We burned papers and magazines until well after dark. We forgot supper. Again and again Sylvie stepped out of the firelight and in a few minutes reappeared with an armful of things to be burned. We had both become conscious of Fingerbone all around us, if not watching, then certainly aware of everything we did. Left to myself I would have shrunk under all this attention. I would have stayed in the house and read with a flashlight under the covers and have ventured out only for Wonder bread and batteries. But Sylvie reacted to her audience with a stage voice and large gestures.
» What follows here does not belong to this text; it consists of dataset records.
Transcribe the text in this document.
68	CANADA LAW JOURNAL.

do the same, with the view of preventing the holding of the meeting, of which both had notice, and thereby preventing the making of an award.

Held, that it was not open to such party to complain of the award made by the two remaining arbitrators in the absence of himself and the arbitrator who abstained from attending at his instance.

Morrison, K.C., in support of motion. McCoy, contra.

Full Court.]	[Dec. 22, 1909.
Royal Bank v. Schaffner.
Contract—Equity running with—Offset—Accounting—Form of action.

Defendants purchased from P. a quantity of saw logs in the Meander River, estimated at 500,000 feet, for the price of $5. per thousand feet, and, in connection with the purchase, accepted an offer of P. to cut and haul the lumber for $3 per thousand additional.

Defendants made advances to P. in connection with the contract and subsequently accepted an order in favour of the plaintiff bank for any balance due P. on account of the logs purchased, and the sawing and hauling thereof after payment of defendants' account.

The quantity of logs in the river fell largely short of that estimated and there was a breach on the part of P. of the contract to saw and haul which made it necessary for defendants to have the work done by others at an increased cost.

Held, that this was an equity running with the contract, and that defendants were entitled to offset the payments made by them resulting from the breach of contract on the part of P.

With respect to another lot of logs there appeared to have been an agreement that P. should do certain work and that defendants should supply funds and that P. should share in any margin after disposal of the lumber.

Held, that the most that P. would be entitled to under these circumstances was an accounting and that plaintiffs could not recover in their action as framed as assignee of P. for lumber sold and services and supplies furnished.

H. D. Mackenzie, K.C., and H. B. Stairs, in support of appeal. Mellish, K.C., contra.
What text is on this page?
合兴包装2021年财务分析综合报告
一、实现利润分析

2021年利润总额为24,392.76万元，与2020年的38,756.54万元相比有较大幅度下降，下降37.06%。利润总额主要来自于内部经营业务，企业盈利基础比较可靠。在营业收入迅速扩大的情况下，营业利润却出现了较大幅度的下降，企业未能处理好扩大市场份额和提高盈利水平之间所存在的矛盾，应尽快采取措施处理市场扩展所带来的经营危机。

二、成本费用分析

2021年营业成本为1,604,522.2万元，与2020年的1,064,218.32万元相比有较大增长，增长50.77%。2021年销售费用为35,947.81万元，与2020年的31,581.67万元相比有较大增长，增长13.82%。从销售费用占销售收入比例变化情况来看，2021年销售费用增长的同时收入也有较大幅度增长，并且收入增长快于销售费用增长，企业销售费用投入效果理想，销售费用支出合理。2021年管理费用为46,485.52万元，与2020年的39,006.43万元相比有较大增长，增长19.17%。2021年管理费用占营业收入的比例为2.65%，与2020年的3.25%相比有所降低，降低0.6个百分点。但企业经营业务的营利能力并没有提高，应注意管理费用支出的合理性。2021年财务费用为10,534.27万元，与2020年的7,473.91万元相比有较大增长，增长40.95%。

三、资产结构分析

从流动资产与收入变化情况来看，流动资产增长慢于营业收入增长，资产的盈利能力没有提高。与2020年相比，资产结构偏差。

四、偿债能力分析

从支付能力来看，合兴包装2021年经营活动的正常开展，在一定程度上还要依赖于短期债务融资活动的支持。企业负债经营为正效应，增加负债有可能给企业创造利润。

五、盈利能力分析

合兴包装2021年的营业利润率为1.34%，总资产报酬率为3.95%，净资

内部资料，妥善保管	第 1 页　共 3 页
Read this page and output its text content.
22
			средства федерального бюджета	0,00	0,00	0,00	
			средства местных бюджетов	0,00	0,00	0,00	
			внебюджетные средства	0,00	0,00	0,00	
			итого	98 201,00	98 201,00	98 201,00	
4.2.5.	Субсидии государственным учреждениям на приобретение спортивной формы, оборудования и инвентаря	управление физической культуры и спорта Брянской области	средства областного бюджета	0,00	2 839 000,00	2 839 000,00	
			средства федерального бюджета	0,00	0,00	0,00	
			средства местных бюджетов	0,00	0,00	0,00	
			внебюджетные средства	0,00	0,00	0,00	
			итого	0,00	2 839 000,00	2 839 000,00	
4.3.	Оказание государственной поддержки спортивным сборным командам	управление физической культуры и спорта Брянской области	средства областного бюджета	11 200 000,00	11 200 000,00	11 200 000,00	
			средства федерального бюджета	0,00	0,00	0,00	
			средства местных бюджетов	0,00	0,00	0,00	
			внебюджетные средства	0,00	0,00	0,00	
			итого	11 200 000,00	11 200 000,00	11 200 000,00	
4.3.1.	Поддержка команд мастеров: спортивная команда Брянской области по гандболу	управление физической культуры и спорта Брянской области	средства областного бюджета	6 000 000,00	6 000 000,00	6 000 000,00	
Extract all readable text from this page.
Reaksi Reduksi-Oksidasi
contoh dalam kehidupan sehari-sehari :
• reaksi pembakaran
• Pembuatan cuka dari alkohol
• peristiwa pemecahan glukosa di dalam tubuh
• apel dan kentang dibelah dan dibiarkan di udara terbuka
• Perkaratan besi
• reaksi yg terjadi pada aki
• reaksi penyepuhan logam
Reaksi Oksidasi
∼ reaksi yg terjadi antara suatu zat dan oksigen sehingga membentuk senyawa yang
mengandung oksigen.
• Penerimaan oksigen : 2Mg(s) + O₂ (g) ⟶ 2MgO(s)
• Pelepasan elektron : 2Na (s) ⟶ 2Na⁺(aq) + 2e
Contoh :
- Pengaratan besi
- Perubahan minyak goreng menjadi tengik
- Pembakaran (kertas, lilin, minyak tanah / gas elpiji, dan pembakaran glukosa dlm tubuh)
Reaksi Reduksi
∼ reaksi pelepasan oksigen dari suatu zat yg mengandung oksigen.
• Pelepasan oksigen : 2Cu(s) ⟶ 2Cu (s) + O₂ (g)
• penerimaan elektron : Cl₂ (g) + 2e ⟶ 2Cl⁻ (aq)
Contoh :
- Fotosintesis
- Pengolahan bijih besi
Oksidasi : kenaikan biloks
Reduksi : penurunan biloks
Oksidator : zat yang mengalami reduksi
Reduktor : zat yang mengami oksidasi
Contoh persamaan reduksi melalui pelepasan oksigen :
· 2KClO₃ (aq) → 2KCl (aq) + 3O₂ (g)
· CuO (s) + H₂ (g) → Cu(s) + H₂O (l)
She kept saying, “I don’t know why we didn’t do this months ago,” loudly, as if she thought there were listeners beyond the firelight, among the apple trees. Everything to which Sylvie imagined anyone might attach merit she did with enormous diligence and effort. We burned the entire newspaper and magazine collection that night, and soapboxes and shoeboxes, as well as almanacs and Sears catalogues and telephone books, including the current ones. Sylvie burned
Not as a Stranger
.”That isn’t the sort of thing you should be reading,” she said. “I don’t know how it got in the house!” This was intended to impress
the judicial gentlemen in the orchard, so I did not tell her it was a library book.